Commissioner Alan Bersin wants to simplify the steps Customs and Border Protection takes to process imports into the nation’s commerce.
Maybe low-risk cargo could be approved for release before the container ever hits the pier. Maybe importers will be able to enter goods with less advance data than they now transmit to Customs. Maybe importers will be able reduce their paperwork, and pay Customs what they owe much as one now pays a credit card statement.
Maybe. “Simplified processes” is a term covering a broad range of concepts that have not yet coalesced into a plan of action, but Bersin is pushing his staff for results. Customs may start as early as Oct. 1 to test the concept that the agency can process goods more efficiently with less hassle for the importer.
Bersin has a big stake in the outcome. Unless he’s confirmed by the Senate, his term will expire on Dec. 31. In March 2010, President Obama made Bersin a recess appointee to lead Customs. Two months later, the Senate Finance Committee withheld its approval after Bersin admitted he had failed to file immigration forms on employees in his household.

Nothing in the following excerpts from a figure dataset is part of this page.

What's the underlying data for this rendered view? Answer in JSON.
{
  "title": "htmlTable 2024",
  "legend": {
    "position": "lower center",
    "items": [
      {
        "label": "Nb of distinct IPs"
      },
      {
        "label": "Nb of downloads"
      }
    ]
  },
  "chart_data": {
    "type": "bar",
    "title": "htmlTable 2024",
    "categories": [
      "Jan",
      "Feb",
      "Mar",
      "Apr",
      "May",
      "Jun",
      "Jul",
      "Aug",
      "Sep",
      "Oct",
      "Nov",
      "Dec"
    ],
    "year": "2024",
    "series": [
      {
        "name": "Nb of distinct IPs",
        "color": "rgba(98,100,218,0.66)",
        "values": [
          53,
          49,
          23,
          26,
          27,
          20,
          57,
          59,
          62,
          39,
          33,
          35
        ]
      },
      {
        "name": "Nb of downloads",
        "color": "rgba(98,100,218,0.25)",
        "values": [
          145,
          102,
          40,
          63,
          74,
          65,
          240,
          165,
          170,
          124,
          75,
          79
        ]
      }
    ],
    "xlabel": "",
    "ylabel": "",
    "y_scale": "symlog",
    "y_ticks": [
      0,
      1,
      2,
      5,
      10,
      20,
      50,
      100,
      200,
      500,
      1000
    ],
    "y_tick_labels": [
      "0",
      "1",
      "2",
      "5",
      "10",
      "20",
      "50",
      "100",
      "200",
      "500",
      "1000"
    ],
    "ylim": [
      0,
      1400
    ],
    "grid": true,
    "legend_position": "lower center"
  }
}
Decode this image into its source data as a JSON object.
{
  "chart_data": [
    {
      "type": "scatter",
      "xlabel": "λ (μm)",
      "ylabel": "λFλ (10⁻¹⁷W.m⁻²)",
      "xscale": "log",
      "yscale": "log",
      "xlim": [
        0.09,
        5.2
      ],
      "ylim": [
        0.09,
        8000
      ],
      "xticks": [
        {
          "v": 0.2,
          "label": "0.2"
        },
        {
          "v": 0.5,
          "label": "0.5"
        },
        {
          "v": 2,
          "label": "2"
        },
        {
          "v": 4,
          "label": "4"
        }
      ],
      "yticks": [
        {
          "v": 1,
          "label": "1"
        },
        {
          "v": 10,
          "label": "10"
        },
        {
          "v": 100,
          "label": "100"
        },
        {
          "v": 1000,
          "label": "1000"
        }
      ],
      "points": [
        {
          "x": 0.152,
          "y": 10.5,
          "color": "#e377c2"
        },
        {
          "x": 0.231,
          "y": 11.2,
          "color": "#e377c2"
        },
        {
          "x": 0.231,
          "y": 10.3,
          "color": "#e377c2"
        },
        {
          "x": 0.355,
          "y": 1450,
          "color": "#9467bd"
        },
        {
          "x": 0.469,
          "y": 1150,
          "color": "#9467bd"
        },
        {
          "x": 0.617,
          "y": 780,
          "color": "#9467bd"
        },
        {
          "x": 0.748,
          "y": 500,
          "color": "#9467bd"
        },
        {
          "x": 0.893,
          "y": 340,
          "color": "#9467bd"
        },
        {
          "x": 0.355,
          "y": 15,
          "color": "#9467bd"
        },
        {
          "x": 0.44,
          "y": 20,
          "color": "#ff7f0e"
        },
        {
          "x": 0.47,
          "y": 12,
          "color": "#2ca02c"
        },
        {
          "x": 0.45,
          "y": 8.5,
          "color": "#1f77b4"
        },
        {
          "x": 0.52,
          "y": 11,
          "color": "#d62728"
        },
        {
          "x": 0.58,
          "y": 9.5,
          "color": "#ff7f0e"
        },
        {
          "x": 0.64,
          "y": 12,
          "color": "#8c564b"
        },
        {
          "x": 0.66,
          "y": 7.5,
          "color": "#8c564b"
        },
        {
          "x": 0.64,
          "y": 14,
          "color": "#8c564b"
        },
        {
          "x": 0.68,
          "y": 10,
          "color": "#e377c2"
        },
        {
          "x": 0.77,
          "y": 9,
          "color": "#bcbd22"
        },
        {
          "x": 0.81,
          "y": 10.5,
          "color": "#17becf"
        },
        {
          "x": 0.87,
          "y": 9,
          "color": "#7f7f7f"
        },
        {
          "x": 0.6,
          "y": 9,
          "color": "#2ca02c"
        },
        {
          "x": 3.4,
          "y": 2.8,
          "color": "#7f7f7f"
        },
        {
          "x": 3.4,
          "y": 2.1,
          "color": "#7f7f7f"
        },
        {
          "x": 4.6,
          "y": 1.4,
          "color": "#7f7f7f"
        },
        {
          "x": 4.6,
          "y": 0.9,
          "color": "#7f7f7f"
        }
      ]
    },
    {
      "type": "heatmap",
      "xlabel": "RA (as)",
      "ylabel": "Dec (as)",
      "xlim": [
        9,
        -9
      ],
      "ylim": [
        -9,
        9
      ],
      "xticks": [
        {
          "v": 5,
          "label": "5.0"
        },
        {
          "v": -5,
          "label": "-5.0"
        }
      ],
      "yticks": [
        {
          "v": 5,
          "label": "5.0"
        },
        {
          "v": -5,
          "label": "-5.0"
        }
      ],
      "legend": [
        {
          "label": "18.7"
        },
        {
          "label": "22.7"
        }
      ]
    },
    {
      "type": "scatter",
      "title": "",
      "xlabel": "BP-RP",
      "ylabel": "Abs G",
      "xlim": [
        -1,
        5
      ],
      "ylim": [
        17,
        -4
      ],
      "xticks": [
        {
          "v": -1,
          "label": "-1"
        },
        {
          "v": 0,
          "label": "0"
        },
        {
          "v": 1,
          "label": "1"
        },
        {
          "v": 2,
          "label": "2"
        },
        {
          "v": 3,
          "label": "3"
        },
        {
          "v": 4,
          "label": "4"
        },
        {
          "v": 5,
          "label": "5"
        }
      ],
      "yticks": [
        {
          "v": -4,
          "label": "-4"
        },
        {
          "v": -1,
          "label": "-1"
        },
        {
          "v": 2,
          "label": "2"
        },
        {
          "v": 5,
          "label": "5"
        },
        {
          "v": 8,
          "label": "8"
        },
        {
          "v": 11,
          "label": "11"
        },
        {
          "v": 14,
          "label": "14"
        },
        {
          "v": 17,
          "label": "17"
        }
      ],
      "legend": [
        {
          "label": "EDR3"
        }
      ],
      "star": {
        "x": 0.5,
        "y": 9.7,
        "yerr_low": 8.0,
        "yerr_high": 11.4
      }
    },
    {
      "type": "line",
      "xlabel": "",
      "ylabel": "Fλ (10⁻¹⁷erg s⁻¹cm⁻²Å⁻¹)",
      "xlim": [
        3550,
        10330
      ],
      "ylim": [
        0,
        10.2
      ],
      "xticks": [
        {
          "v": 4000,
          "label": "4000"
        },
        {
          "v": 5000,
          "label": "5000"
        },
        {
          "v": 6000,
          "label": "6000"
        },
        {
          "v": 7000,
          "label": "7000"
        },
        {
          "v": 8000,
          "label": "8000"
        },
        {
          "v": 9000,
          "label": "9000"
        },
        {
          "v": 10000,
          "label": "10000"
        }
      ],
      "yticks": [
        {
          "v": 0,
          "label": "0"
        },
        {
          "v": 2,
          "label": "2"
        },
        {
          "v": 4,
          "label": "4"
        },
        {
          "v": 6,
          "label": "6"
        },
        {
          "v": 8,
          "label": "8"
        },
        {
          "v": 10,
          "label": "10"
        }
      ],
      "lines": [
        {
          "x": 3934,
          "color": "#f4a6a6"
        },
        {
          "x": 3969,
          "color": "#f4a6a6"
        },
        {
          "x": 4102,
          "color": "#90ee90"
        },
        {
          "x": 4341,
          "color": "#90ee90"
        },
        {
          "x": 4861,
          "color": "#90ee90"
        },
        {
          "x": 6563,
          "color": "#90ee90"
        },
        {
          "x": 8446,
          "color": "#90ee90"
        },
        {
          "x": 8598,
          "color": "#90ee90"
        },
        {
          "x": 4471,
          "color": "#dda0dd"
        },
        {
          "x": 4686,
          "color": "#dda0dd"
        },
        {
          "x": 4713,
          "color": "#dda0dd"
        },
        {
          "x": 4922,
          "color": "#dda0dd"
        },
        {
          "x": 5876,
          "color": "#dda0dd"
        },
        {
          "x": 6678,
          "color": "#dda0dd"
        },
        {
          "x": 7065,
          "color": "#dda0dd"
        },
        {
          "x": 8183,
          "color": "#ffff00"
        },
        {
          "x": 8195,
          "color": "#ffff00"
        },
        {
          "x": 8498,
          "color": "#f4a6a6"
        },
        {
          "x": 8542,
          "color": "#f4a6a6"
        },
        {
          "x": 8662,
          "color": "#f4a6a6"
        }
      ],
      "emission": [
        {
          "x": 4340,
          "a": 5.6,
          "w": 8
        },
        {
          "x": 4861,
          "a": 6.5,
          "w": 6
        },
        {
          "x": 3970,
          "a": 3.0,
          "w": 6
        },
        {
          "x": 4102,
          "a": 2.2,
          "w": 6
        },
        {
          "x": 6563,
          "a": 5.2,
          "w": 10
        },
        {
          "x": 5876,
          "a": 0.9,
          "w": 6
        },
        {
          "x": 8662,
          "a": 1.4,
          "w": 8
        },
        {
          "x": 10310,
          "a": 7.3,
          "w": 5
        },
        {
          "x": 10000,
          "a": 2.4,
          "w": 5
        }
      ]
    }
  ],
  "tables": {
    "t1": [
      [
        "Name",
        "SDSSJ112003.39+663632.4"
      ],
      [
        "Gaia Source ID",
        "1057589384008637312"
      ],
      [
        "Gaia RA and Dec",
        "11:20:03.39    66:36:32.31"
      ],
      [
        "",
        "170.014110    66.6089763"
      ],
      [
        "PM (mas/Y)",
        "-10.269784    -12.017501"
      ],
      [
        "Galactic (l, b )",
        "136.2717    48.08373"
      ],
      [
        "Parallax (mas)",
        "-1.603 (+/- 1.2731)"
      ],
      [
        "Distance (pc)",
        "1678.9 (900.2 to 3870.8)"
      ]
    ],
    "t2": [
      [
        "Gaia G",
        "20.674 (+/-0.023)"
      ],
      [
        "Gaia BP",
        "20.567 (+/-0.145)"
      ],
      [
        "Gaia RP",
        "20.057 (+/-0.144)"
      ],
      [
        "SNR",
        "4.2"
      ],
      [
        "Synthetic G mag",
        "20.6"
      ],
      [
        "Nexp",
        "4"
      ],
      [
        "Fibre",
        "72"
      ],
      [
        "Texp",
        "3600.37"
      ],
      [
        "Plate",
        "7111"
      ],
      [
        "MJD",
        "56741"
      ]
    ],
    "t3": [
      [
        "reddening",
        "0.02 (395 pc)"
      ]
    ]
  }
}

Making it simpler for importers to enter goods could convince Senate Finance Committee Chairman Max Baucus, D-Mont., Bersin is making good on his promise to refocus Customs’ trade facilitation efforts.

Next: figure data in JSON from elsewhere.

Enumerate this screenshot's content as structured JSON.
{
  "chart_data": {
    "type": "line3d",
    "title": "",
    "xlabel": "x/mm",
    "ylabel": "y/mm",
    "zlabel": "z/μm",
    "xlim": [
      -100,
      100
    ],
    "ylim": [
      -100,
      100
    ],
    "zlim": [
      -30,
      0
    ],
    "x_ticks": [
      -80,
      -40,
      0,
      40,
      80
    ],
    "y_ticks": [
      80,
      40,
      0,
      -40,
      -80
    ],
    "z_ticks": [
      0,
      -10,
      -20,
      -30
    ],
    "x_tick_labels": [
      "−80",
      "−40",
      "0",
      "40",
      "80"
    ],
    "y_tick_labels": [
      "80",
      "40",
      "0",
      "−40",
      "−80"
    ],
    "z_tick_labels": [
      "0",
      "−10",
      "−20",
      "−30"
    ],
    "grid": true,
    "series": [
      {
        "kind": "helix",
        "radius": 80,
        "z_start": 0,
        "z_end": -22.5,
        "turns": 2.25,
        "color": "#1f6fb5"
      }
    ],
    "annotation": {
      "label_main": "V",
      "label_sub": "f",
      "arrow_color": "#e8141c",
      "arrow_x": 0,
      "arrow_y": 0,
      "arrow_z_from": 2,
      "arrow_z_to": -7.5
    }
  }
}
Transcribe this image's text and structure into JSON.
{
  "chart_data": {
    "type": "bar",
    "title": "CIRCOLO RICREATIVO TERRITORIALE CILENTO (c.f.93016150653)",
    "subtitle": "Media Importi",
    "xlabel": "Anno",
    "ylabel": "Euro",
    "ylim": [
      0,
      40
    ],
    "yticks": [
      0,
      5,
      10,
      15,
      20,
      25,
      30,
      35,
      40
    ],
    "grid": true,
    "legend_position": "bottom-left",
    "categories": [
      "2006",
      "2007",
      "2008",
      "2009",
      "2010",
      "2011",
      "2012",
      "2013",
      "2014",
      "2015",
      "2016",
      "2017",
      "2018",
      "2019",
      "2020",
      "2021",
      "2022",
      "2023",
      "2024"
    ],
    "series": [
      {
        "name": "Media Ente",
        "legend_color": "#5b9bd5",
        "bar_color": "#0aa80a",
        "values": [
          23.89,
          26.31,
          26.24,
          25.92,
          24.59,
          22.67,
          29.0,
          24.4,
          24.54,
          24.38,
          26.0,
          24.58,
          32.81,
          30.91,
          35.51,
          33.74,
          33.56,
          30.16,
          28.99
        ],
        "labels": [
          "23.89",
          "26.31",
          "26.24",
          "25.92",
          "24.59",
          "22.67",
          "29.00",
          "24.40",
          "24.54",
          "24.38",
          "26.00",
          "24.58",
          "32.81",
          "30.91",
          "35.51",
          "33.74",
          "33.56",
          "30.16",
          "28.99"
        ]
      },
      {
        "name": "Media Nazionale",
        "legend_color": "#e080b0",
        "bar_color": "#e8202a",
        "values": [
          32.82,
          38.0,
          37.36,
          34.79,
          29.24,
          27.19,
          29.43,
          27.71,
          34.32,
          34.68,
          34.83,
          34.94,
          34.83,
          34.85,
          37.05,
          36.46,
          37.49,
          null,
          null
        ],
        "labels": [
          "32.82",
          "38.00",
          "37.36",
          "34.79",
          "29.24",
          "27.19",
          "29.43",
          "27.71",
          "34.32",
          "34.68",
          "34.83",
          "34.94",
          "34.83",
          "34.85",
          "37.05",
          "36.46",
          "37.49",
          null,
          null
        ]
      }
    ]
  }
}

Simplification is part of Bersin’s “grand bargain” with the trade community: Customs gets more relevant data earlier, before goods leave a foreign port, and industrial shippers get more benefits. Cynthia Whittenburg, Customs’ director of trade facilitation, said the end-product may stand some traditional practices on their heads.
Managing importers by account is a cornerstone of the project. Traditionally, Customs processed entries transaction by transaction. Whittenburg said account management allows an importer to make a single periodic summary of all its entries, and pay customs the duties and fees it owes.
“We have talked about this for years — the credit card approach, where we take a look at all their transactions over a particular period, and they would settle up with us,” Whittenburg said.
All of these features will be part of the Automated Commercial Environment, but a fully functional ACE is still years away. The pilot will be built in a format that will fit into ACE when the time comes, but Customs doesn’t want to wait until ACE is ready.
A pilot test this year is causing some discontent. The National Customs Brokers and Forwarders Association of America believes the process of simplifying processes is going to take Customs’ attention away from completing ACE.
Customs and a working group composed of members of several major importer trade associations are dedicated to simplified processes. They are looking closely at the information stream. Could importers enter goods with fewer data elements up front? Could documentation for imports rely on the importer’s own internal systems?
“Some companies generate an invoice just to meet Customs requirements, even though in the commercial world, they don’t really use it,” said Marianne Rowden, president of the American Association of Exporters and Importers. “Say you have a master contract to produce X number of widgets over a year’s period. You’re generating an invoice even though you’re shipping an allotment of whatever is produced under the terms of the contract. The way Customs regulations have evolved, it requires you to create documents so it appears that each shipment is a discrete transaction.”
Cargo data now comes to Customs through several channels: the Importer Security Filing, or 10+2 system; the cargo manifest; and the entry itself. Whittenburg said Customs is aiming at receiving the minimum amount of information it needs to get goods across the border. The importer can provide the rest of the data post-entry.
“We are looking at data efficiency. What do we need, and when do we need it?” Whittenburg said. “We are focusing on all the data sources, and asking what are the key elements we need to make a release decision that covers security and trade issues.”
The result may blur the line between security data and trade data. The distinction was a major issue when Customs and industry leaders were hammering out 10+2.
“I suspect we’re going to have a battle, because Customs is going to say at minimum they need the 10+2,” Rowden said. “We want to reduce the number of data elements we have, and Customs is going to say we need a minimum 10, because of the security filing.” She said AAEI favors Canada’s cargo security program, Customs Self Assessment. It requires just three data elements for entry.
“Our shooting-for-the-stars goal is that this set of data, whether it’s 10 or 14 elements, will be what’s necessary to gain release of your cargo,” Whittenburg said. “We’re looking for everything else to be post-release, as we receive and handle the information in an account fashion. That’s a major difference.”